Agroalimentaire

Bois au Gabon – Lee White : « On a fait comprendre que la corruption, aujourd’hui, prend fin »

Guide investir Gabon 2018 -
Zone économique spéciale de Nkok (GSEZ), Société Green Ply sa, insdustrie du bois déroulé. Libreville, Juillet 2018.
Photo Jacques Torregano pour JA

Guide investir Gabon 2018 - Zone économique spéciale de Nkok (GSEZ), Société Green Ply sa, insdustrie du bois déroulé. Libreville, Juillet 2018. Photo Jacques Torregano pour JA © Jacques Torregano/Divergence pour JA

Le ministre gabonais des Eaux, des Forêts, de la Mer et de l’Environnement en est convaincu : les scandales de corruption autour de l’exploitation du bois font partie du passé. Fort d’un cadre légal et réglementaire renouvelé, il croit en la possibilité d’une exploitation durable du bois de kevazingo.

« Good afternoon Minister ! » En cette fin d’après-midi moite à Libreville, Lee White est accueilli par ses équipes au septième étage de son ministère, situé sur le boulevard Triomphal. De retour de la présentation de son plan d’action pour les forêts à la Primature, le ministre des Eaux, des Forêts, de la Mer et de l’Environnement, chargé du Plan climat, du Plan d’affectation des terres et – depuis le remaniement du 2 décembre –, des Objectifs de développement durable (portefeuille qui avait été confié durant moins d’un mois à Brice Laccruche Alihanga), nous reçoit dans son département, où trône un large bureau en kevazingo.

Ce bois précieux, dont l’exploitation et la coupe sont interdites depuis mars 2018, s’est retrouvé, au début de cette année, au cœur d’un scandale qui a coûté sa place au prédécesseur de Lee White, Guy-Bertrand Mapangou, ainsi qu’au vice-président, Pierre Claver Maganga Moussavou, limogés le 21 mai.

Le scientifique britannique, natif de Manchester et naturalisé gabonais en 2008, vit depuis trente ans au Gabon.
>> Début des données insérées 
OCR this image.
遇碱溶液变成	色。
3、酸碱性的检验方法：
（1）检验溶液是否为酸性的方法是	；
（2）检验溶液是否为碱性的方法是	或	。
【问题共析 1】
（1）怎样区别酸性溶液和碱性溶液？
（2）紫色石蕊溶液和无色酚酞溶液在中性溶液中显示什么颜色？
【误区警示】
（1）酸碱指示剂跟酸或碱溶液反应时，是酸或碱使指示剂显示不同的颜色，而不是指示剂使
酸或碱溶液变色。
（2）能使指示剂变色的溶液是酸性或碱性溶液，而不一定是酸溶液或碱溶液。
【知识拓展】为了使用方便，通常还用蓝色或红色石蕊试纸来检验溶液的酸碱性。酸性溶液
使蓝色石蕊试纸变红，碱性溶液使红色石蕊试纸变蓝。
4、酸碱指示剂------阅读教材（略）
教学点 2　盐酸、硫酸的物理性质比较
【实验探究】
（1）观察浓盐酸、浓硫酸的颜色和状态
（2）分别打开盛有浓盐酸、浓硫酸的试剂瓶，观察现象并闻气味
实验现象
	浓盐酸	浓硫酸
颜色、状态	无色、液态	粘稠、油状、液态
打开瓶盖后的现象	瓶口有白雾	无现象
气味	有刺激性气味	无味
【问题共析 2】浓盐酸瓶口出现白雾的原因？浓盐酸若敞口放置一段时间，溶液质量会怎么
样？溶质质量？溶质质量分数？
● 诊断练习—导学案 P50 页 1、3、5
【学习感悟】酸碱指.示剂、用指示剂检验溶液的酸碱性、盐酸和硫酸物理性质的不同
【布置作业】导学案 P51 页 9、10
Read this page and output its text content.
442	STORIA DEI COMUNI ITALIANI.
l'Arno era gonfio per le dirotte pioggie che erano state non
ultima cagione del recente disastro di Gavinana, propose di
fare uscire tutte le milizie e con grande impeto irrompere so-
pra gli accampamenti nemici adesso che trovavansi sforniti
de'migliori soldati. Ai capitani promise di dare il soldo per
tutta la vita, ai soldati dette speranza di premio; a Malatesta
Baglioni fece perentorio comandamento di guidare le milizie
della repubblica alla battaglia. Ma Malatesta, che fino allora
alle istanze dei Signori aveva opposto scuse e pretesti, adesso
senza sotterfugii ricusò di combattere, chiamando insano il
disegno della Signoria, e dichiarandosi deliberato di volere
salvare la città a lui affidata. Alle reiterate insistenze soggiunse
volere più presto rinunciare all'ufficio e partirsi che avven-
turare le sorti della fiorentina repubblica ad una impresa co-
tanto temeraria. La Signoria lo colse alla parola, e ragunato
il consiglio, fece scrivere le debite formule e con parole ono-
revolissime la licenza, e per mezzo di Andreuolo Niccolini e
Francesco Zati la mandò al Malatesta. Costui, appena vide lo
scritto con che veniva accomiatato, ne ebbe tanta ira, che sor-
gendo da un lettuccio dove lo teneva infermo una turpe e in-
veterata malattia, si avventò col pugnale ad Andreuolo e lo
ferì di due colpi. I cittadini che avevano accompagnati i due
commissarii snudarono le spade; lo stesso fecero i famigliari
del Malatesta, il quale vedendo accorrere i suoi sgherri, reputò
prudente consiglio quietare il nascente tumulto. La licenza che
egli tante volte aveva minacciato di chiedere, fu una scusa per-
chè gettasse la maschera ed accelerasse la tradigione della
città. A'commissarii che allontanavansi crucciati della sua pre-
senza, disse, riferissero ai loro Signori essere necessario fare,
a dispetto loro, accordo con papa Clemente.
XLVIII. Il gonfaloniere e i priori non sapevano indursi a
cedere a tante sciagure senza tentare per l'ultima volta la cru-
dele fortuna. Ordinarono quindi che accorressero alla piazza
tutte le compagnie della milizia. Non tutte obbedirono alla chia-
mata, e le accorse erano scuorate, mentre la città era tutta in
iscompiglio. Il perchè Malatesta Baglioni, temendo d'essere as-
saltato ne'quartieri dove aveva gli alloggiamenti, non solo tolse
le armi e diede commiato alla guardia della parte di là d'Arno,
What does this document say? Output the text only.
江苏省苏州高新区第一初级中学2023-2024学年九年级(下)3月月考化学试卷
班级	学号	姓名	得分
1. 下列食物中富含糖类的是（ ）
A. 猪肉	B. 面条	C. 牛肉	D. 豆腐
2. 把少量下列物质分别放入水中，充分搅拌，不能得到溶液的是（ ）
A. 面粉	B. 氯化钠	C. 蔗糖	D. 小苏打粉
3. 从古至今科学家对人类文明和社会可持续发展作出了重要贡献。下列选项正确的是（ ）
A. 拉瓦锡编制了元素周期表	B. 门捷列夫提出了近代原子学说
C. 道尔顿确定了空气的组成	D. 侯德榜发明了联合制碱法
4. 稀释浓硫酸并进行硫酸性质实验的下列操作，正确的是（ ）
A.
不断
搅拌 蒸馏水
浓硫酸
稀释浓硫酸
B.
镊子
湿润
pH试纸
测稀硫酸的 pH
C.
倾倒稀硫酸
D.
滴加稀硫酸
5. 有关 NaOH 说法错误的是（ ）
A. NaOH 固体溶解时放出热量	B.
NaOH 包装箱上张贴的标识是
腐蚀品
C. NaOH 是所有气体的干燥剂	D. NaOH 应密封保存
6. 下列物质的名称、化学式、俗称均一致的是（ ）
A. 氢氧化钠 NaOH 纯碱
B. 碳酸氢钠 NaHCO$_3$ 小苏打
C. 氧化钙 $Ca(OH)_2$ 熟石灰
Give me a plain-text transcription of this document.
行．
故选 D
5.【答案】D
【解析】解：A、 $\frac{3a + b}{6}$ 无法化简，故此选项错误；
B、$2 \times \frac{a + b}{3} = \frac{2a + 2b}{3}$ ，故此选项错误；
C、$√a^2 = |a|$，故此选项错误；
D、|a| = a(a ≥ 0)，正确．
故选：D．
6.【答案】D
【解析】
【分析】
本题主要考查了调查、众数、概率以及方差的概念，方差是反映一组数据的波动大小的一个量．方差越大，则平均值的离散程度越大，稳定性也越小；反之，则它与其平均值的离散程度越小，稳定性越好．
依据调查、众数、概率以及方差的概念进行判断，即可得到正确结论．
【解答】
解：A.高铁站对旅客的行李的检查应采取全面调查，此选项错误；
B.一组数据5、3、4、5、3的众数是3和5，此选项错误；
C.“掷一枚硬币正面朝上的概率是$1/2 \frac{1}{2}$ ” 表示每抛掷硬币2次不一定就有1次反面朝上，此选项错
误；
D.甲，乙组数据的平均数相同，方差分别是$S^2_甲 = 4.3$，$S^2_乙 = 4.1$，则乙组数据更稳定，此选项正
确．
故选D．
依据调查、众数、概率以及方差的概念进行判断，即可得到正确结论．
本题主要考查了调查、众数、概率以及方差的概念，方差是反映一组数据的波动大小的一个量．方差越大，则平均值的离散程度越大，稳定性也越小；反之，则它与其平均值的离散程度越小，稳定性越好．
De 2009 jusqu’à sa nomination au sein du deuxième gouvernement Bekale, le 10 juin, il dirigeait l’Agence nationale des parcs nationaux (ANPN).

Ce fervent défenseur de l’environnement, qui se définit comme un ministre « plus technique que politique », se voit confier, entre autres, la lourde tâche de réformer le secteur de l’exploitation forestière, rongé par la corruption et les trafics, mais aussi hautement stratégique pour l’économie et la politique industrielle du pays.

 

Jeune Afrique : En quoi consiste l’accord signé entre le Gabon et la Norvège au début de septembre, lors du sommet de l’ONU sur le climat ?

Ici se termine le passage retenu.